NovelToon NovelToon
Dunia Dalam Mimpi

Dunia Dalam Mimpi

Status: sedang berlangsung
Genre:Reinkarnasi / Time Travel / Mengubah Takdir
Popularitas:2.4k
Nilai: 5
Nama Author: Lekyusi Dj

Mimpi dan dunia nyata adalah hal yang berbeda. Tetapi bagaimana jika ada dunia di dalam mimpi? Seperti yang dialami oleh Devalina, takdir hidupnya seperti sebuah lelucon. Wanita yang terlahir dengan penuh kesempurnaan, kini harus menemukan letak ketidaksempurnaan dalam hidupnya.

Karya ini diterbitkan atas izin NovelToon Lekyusi Dj, isi konten hanyalah pandangan pribadi pembuatnya, tidak mewakili NovelToon sendiri

BAGIAN 25 BERTEMU KELUARGA BU SUMI

Bu Sumi ke depan lalu menarik Rani yang terjatuh di dekapan Delon.

Aku masih mencoba memahami yang kulihat, aku mulai merasa kesal melihat adegan di hadapanku.

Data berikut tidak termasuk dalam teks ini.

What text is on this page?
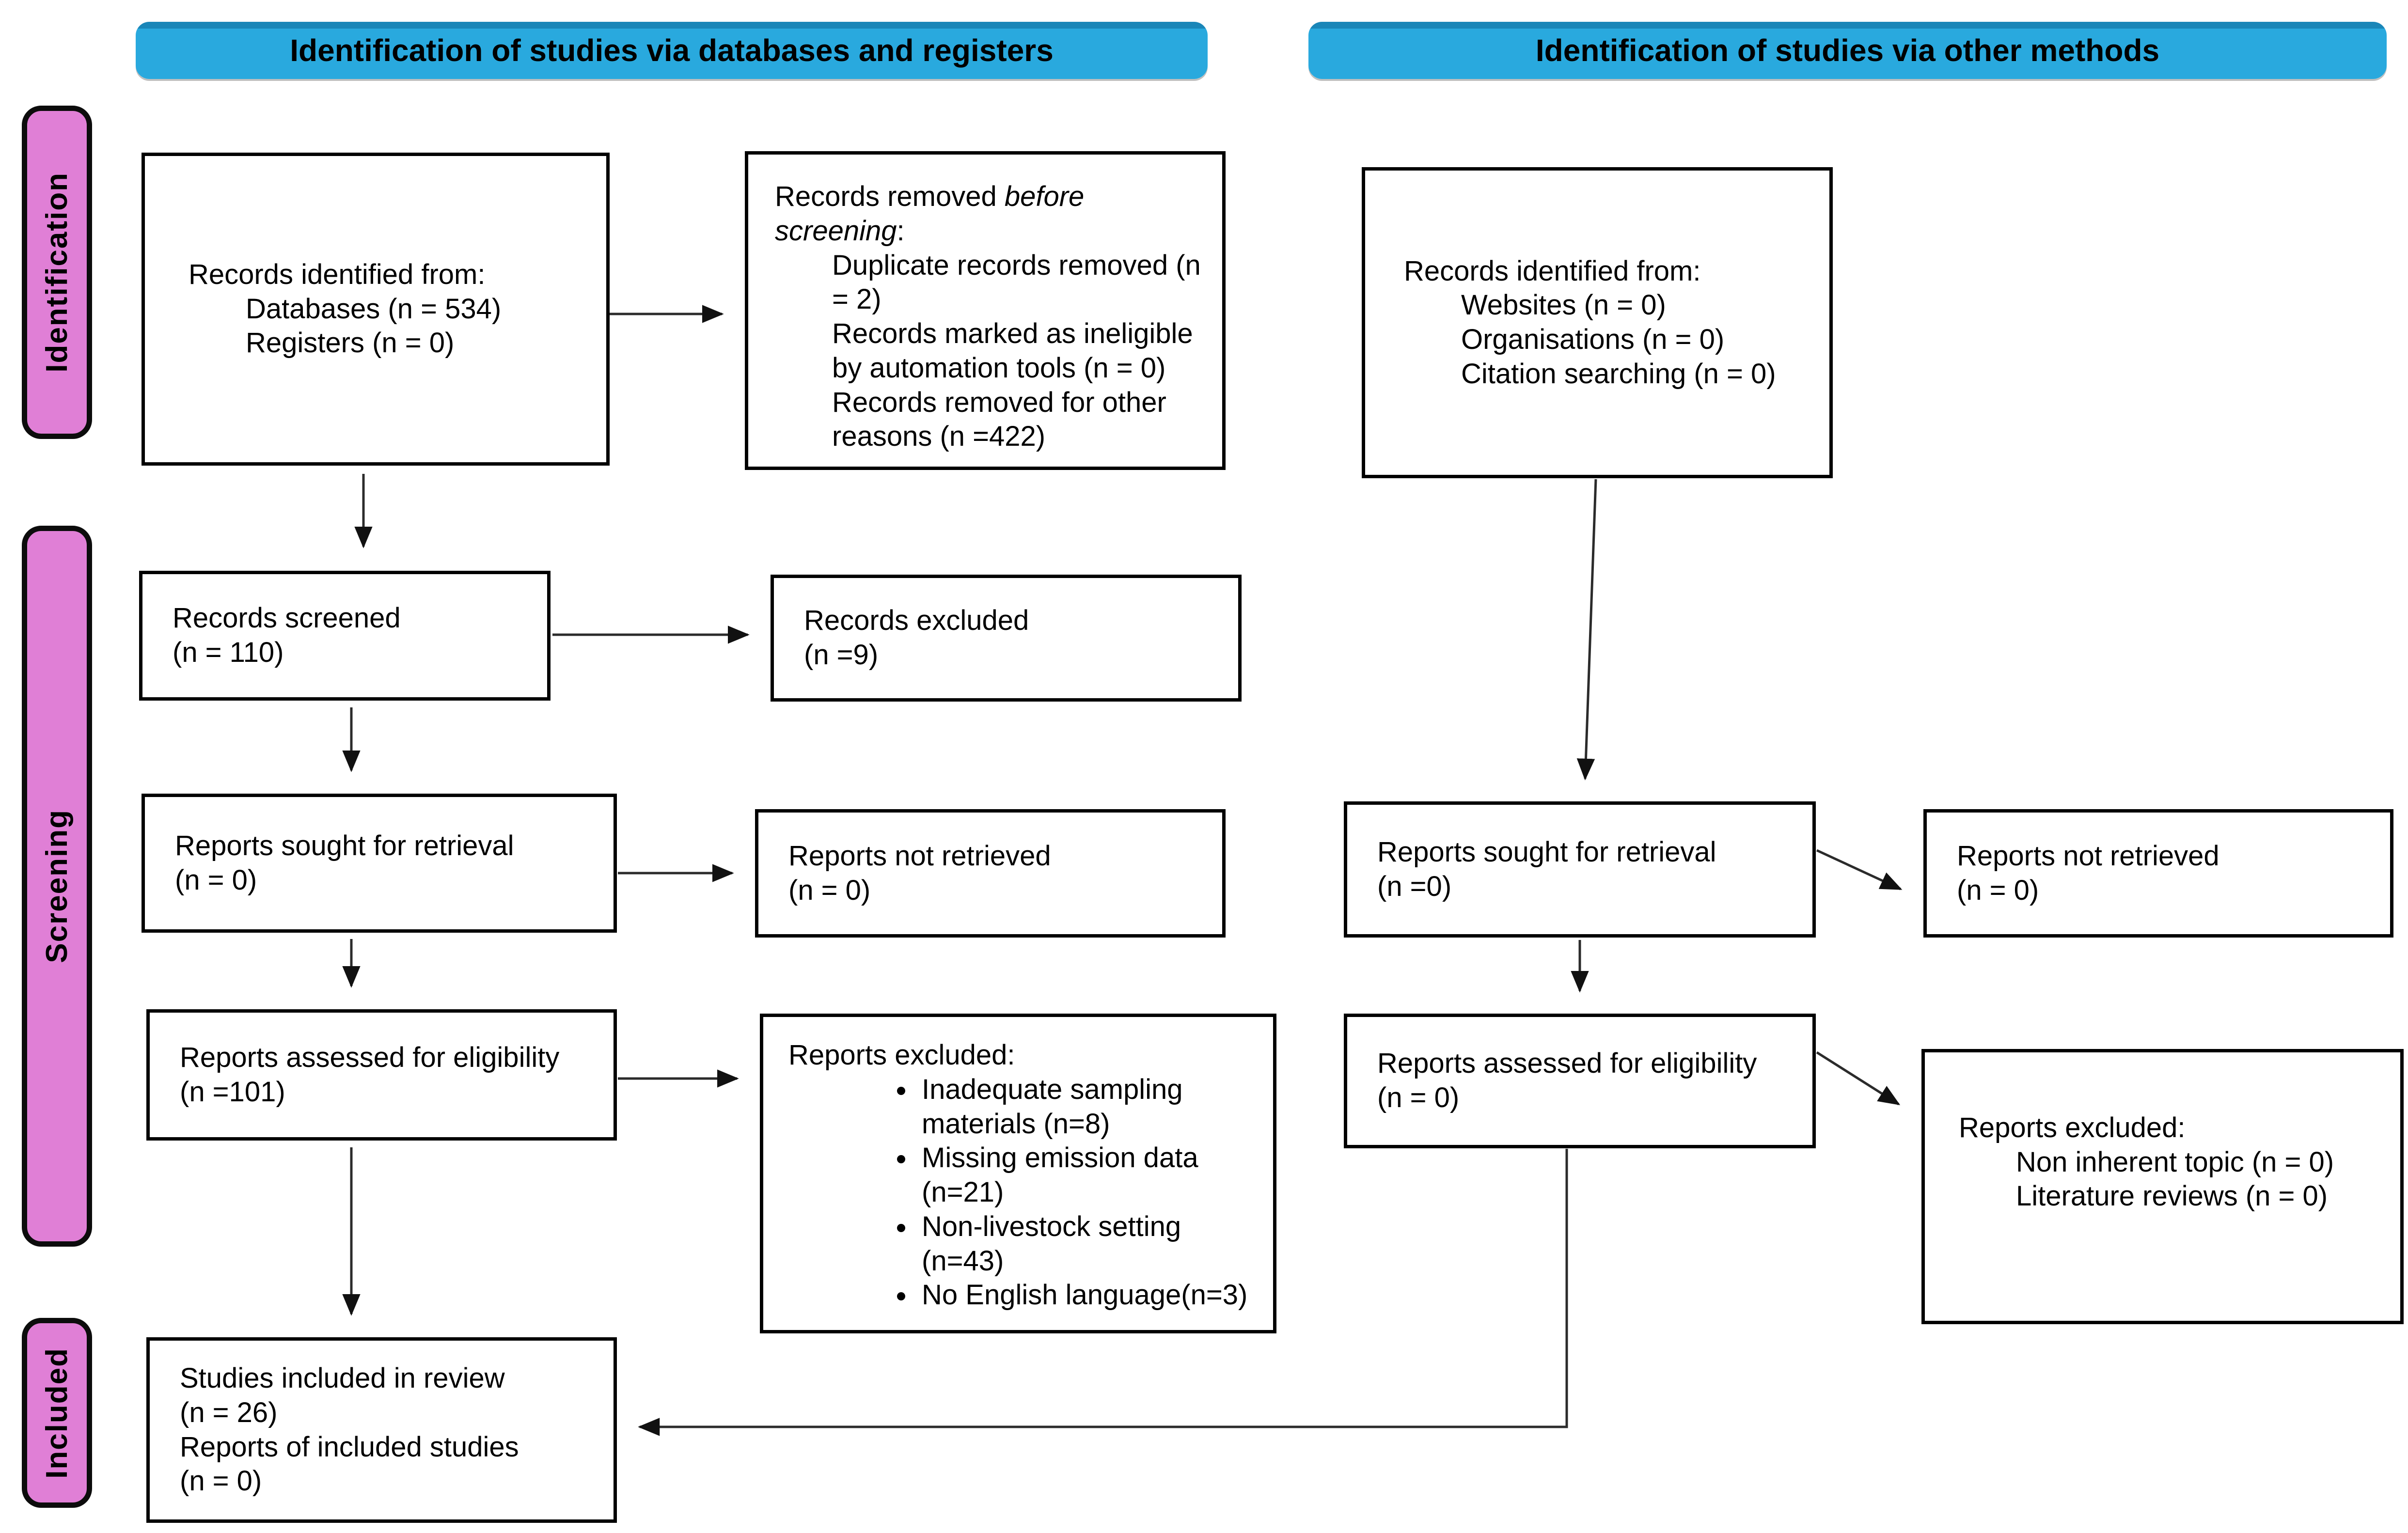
Identification of studies via databases and registers	Identification of studies via other methods
Identification
Screening
Included
Records identified from:
Databases (n = 534)
Registers (n = 0)
Records removed before screening:
Duplicate records removed (n = 2)
Records marked as ineligible by automation tools (n = 0)
Records removed for other reasons (n =422)
Records identified from:
Websites (n = 0)
Organisations (n = 0)
Citation searching (n = 0)
Records screened
(n = 110)
Records excluded
(n =9)
Reports sought for retrieval
(n = 0)
Reports not retrieved
(n = 0)
Reports sought for retrieval
(n =0)
Reports not retrieved
(n = 0)
Reports assessed for eligibility
(n =101)
Reports excluded:
• Inadequate sampling materials (n=8)
• Missing emission data (n=21)
• Non-livestock setting (n=43)
• No English language(n=3)
Reports assessed for eligibility
(n = 0)
Reports excluded:
Non inherent topic (n = 0)
Literature reviews (n = 0)
Studies included in review
(n = 26)
Reports of included studies
(n = 0)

“Dihh apasih Delon, kayaknya dia suka banget nangkep orang. Aku pikir dia hanya begitu padaku, ternyata ke semua perempuan dia lakuin hal yang sama.” Kesalku dalam hati

Suasana menjadi canggung, Bu Sumi meminta maaf kepada Delon dan juga kepada Ayah, Bunda.

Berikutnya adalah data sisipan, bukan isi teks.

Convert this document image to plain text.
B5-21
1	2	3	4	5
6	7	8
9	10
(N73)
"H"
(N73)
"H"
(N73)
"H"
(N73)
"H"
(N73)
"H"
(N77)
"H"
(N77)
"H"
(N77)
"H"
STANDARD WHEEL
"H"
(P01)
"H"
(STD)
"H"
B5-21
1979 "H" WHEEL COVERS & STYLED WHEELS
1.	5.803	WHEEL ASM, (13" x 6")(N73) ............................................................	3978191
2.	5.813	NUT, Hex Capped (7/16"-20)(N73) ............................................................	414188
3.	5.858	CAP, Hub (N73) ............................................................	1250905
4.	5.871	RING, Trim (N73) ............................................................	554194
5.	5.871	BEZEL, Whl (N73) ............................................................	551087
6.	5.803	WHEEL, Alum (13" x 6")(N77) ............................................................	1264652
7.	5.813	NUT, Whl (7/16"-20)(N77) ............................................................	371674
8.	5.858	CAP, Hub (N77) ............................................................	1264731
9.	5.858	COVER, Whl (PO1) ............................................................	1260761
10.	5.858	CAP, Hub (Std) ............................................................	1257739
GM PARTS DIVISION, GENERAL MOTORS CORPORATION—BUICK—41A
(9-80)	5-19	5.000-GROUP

“Non, maaf banget atas perlakuan Rani. Ibu bakal marahin dia nanti.” Kata Bu Sumi kepadaku.

“Bu Sumi kenapa minta maaf kepadaku? Lagian Rani tidak salah kok, dia hanya terlalu exited bertemu dengan kami. Jadi dia tidak memperhatikan langkahnya.” Kataku kepada Bu Sumi

Memangnya aku siapanya Delon sampai Bu Sumi meminta maaf kepadaku.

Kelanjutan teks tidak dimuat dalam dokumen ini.